I'm tired enough of this in conversations with you that I'll go ahead and :toxx: it. If you can show me in the post you've quoted, or any in this thread, where I make the bolded argument (that Dems should abandon UHC (or specifically SP/MFA) based on weak polling numbers), I'll eat a ban. Or, more productively, donate :10bux: each to two candidates of your choice. The most I think I've done is use polling to support my suggestion that the unique hurdles of SP mean a multipayer solution may be the superior path to UHC in the modern US, and I'm not certain that was even on SA. For gently caress's sake, I post positive polling numbers for MFA and a note that the poll indicates a fundamental misunderstanding among some of its supporters, and you inkblot it into a caricature of weak-kneed, focus grouped centrism.

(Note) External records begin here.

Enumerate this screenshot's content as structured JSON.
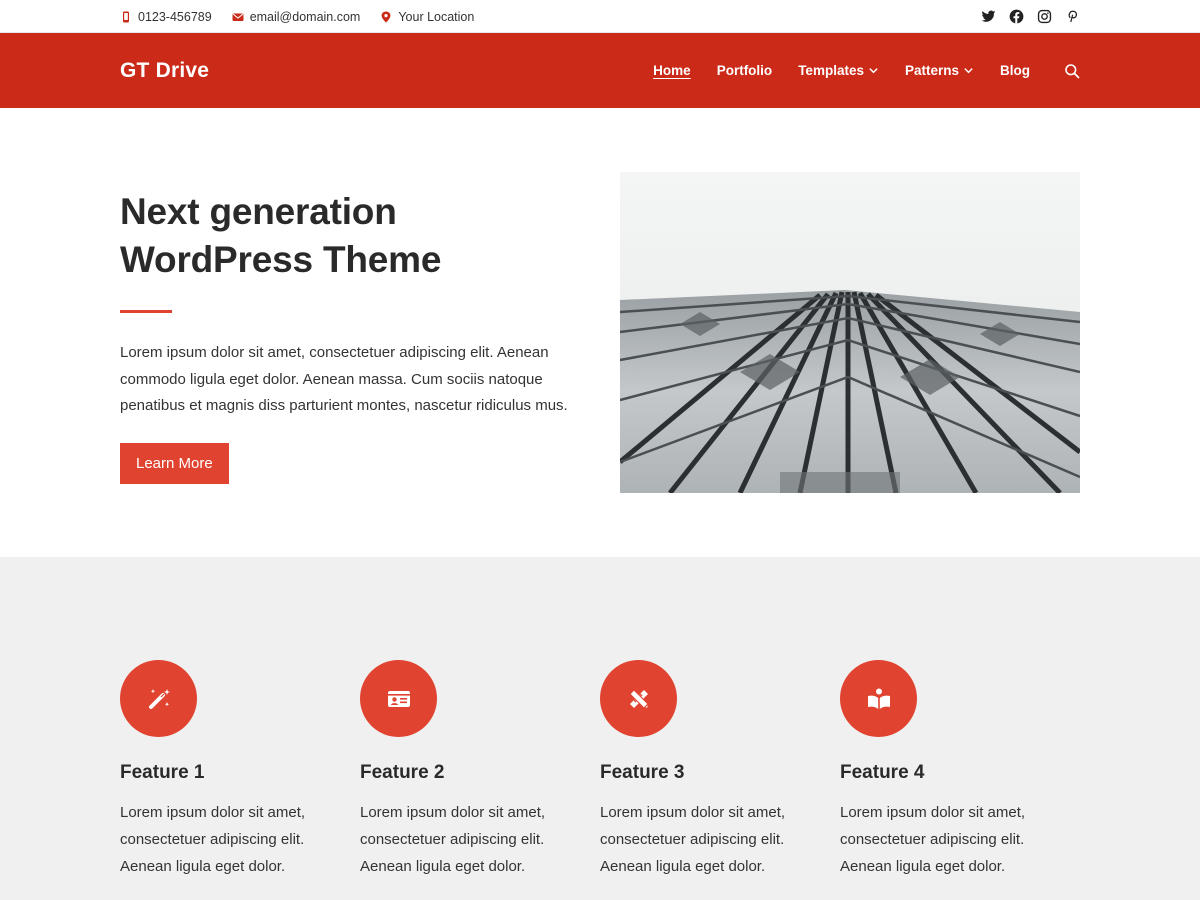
{
  "topbar": {
    "phone": "0123-456789",
    "email": "email@domain.com",
    "location": "Your Location",
    "social_icons": [
      "twitter-icon",
      "facebook-icon",
      "instagram-icon",
      "pinterest-icon"
    ]
  },
  "header": {
    "site_title": "GT Drive",
    "nav": {
      "home": "Home",
      "portfolio": "Portfolio",
      "templates": "Templates",
      "patterns": "Patterns",
      "blog": "Blog"
    }
  },
  "hero": {
    "title_line1": "Next generation",
    "title_line2": "WordPress Theme",
    "description": "Lorem ipsum dolor sit amet, consectetuer adipiscing elit. Aenean commodo ligula eget dolor. Aenean massa. Cum sociis natoque penatibus et magnis diss parturient montes, nascetur ridiculus mus.",
    "button_label": "Learn More"
  },
  "features": [
    {
      "title": "Feature 1",
      "description": "Lorem ipsum dolor sit amet, consectetuer adipiscing elit. Aenean ligula eget dolor.",
      "icon": "magic-wand-icon"
    },
    {
      "title": "Feature 2",
      "description": "Lorem ipsum dolor sit amet, consectetuer adipiscing elit. Aenean ligula eget dolor.",
      "icon": "id-card-icon"
    },
    {
      "title": "Feature 3",
      "description": "Lorem ipsum dolor sit amet, consectetuer adipiscing elit. Aenean ligula eget dolor.",
      "icon": "pencil-ruler-icon"
    },
    {
      "title": "Feature 4",
      "description": "Lorem ipsum dolor sit amet, consectetuer adipiscing elit. Aenean ligula eget dolor.",
      "icon": "reader-icon"
    }
  ],
  "colors": {
    "brand": "#cc2a18",
    "accent": "#e0432f",
    "features_bg": "#f0f0f0"
  }
}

As you look through my contributions to the thread, you may even notice me lambasting politicians who ran on SP and proceeded to claim victory after passing utterly Potemkin legislation.

Ytlaya posted:

The only legitimate concern, and something that I think should be addressed alongside something like MfA, is that many employers would likely just cut employees' pay for the amount of money they no longer had to pay as health insurance. In this situation, someone could end up paying more, since the increase in taxes (assuming it was drawn from almost everyone to some degree) wouldn't be offset by an increase in earnings due to their employer no longer covering health care. Even then, it would still be a net positive, and the issue of "people not being paid enough" is something that needs to be deal with regardless.
With that said, if you think this is the only legitimate concern in MFA (or SP more broadly).... you've got a staggeringly simplistic (and dubiously accurate) perspective on Healthcare Reform.